Keep in mind that soil saturation causes physiological damage to a corn crop. Bob Nielsen from Purdue explains that young corn can survive 4 days of ponding if temperatures are below the mid-60’s F, but if temperatures are over the mid-70’s F, then corn survival will be less than 4 days. Thus, depending on the temperature it may not matter how much N has been lost, the corn crop may never fully recover even if supplemental N is applied.
By assessing soil texture and drainage, form of N applied, time between N application and heavy rainfall(s), you can make an educated guess about if and how much N may have been lost. For a more detailed explanation of this please read: http://bit.ly/2teVpRt
If all or most of your N for corn is coming from manure and/or a forage legume, then the PSNT can still be used to estimate N credits. Note, when average May-June soil temperatures are more than 1F below the long-term average, the N credit is often underestimated and book value estimates of credits are more reliable. The PSNT is not suggested for use on sandy soils. For more details on how to use the PSNT see UWEX Publication A2809 Nutrient application guidelines for field, vegetable, and fruit crops in Wisconsin (http://learningstore.uwex.edu/assets/pdfs/A2809.pdf).
Where the entire crop N requirement has not yet been applied, sidedress or other postemergence applications should contain the balance of the crop N requirement. Additional N to replace 25 to 50% of the fertilizer N that was lost could be applied.
If all of the N was applied prior to the heavy rainfall, try to determine how much N loss may have occurred. The next step is to decide whether or not you need or want to apply supplemental N fertilizer to your corn crop. When making this decision, compare the amount of N loss (in lb N/a) that you think may have occurred to UW’s price adjusted corn N rate guidelines at several different N to corn price ratios. (See UWEX publication A2809 for details).
For each N:corn price ratio, UW guidelines have a target N rate, the maximum return to N rate (MRTN) and a range of N rates that produced profitability within $1/a of the MRTN. The profitable range of N rates will typically produce a yield that is more than 95% of maximum yield. Yield at the MRTN rate is 98 to 99% of maximum yield. Remember maximum yield is not the most profitable yield. Based the estimated amount of N loss, as well as your cost of production, you may not want to replace all of the lost N.

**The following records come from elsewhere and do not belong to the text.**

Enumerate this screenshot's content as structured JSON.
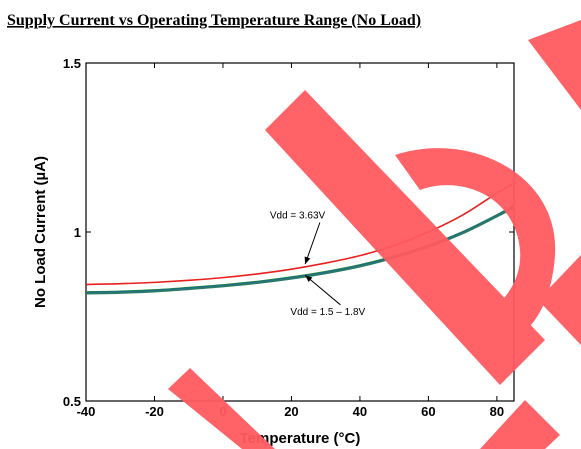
{
  "chart_data": {
    "type": "line",
    "title": "Supply Current vs Operating Temperature Range (No Load)",
    "xlabel": "Temperature (°C)",
    "ylabel": "No Load Current (µA)",
    "xlim": [
      -40,
      85
    ],
    "ylim": [
      0.5,
      1.5
    ],
    "xticks": [
      "-40",
      "-20",
      "0",
      "20",
      "40",
      "60",
      "80"
    ],
    "yticks": [
      "0.5",
      "1",
      "1.5"
    ],
    "grid": false,
    "x": [
      -40,
      -30,
      -20,
      -10,
      0,
      10,
      20,
      30,
      40,
      50,
      60,
      70,
      80,
      85
    ],
    "series": [
      {
        "values": [
          0.845,
          0.847,
          0.851,
          0.857,
          0.865,
          0.876,
          0.89,
          0.908,
          0.93,
          0.96,
          1.0,
          1.05,
          1.115,
          1.145
        ]
      },
      {
        "values": [
          0.822,
          0.824,
          0.828,
          0.835,
          0.843,
          0.853,
          0.866,
          0.882,
          0.902,
          0.928,
          0.96,
          1.0,
          1.05,
          1.078
        ]
      },
      {
        "values": [
          0.82,
          0.822,
          0.826,
          0.833,
          0.841,
          0.851,
          0.864,
          0.88,
          0.9,
          0.926,
          0.958,
          0.998,
          1.048,
          1.075
        ]
      },
      {
        "values": [
          0.818,
          0.82,
          0.824,
          0.831,
          0.839,
          0.849,
          0.862,
          0.878,
          0.898,
          0.924,
          0.956,
          0.996,
          1.046,
          1.072
        ]
      }
    ],
    "annotations": [
      {
        "text": "Vdd = 3.63V",
        "x": 21,
        "y": 1.04,
        "arrow_to": [
          24,
          0.905
        ]
      },
      {
        "text": "Vdd = 1.5 – 1.8V",
        "x": 27,
        "y": 0.755,
        "arrow_to": [
          24,
          0.872
        ]
      }
    ],
    "colors": {
      "s0": "#e8201e",
      "s1": "#1e8a2e",
      "s2": "#1f5fa8",
      "s3": "#2a7a6a",
      "watermark": "#ff5a5f"
    }
  }
}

Options for applying supplemental N when it is needed include traditional sidedressing, late/pre-tassel applications, or fertigation. UAN solutions can be applied as a surface band or as a broadcast spray over the growing crop. Dry N fertilizers (urea, ammonium sulfate, or ammonium nitrate) can also be broadcast applied to the crop. Leaf burning from solution or dry broadcast applications should be expected. Appling the dry materials when foliage is dry will help minimize burning. Broadcast N rates should be limited to 90 lb N/a for corn with 4 to 5 leaves and to 60 lb N/a for corn at the 8-leaf stage. Under N deficient conditions, corn will respond to supplemental N applications through the tassel stage of development if the N can be applied. Recent research conducted at Marshfield, WI showed that 40 lb N/a as UAN applied 7 to 10 days prior to tassel was successful at rescuing yield, when preplant applied N was lost because of wet soil conditions.